Por Luiz Claudio Romanelli* – Seguimos gastando tempo com uma discussão sobre qual o rumo político a seguir, para esquerda ou à direita. É um debate estéril, simplório e anacrônico. De modo geral, o conceito de direita e esquerda, surgido na Revolução Francesa, está deixando de representar ideologias (stricto sensu) e passa a significar uma posição ou um lugar na sociedade. Num gesto simples é fácil apontar, em qualquer linguagem, quem está de um lado ou de outro.

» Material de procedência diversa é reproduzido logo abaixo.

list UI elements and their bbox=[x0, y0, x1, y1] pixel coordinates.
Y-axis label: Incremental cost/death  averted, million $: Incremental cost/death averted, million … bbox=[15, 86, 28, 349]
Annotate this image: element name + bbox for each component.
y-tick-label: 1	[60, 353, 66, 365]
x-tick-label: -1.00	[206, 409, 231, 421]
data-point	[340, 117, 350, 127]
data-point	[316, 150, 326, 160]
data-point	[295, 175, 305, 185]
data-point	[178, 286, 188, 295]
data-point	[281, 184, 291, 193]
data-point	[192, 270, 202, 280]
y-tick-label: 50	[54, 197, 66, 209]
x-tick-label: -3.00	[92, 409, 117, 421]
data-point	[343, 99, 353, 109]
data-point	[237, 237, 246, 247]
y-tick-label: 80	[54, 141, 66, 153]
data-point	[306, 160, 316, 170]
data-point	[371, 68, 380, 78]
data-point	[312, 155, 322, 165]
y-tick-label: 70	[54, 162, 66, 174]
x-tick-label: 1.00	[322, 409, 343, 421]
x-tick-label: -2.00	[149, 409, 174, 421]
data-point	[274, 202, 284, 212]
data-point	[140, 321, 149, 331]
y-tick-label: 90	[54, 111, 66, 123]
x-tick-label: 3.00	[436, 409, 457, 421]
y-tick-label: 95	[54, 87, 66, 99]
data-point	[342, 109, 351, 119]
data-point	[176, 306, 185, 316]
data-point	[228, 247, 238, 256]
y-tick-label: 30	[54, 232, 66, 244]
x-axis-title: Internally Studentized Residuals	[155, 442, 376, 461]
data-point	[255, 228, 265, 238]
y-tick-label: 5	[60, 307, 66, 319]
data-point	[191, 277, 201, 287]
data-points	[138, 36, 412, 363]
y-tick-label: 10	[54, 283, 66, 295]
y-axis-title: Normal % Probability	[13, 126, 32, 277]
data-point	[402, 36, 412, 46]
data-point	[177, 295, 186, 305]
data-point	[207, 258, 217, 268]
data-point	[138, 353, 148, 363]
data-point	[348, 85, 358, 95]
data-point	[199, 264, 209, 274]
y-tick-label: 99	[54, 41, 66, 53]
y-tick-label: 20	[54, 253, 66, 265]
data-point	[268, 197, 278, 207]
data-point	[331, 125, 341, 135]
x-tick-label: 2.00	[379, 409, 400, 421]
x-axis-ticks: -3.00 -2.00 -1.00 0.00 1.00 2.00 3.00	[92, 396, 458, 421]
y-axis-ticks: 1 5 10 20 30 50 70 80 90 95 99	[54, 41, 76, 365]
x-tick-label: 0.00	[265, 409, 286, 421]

A geográfica das cadeiras da Assembleia Nacional Constituinte da França de 1789, que deu origem à concepção de esquerda e direita, foi convertida em doutrinas sustentadas por teóricos dos dois lados. Não se pode negar a relevância da construção dos pensamentos que ao longo do tempo ajudaram a moldar a sociedade em que vivemos. O problema hoje é a radicalização dos discursos.
No Brasil, convivemos com o sectarismo dos dois polos. Diferenciar as posições políticas se converteu em uma ferramenta para estimular ainda mais a divisão da sociedade e a polarização de ideias e ideais. Ao meu ver, este embate entre grupos opostos sepulta aquilo que mais importa, que é colocar o País nos trilhos e resolver os problemas da coletividade.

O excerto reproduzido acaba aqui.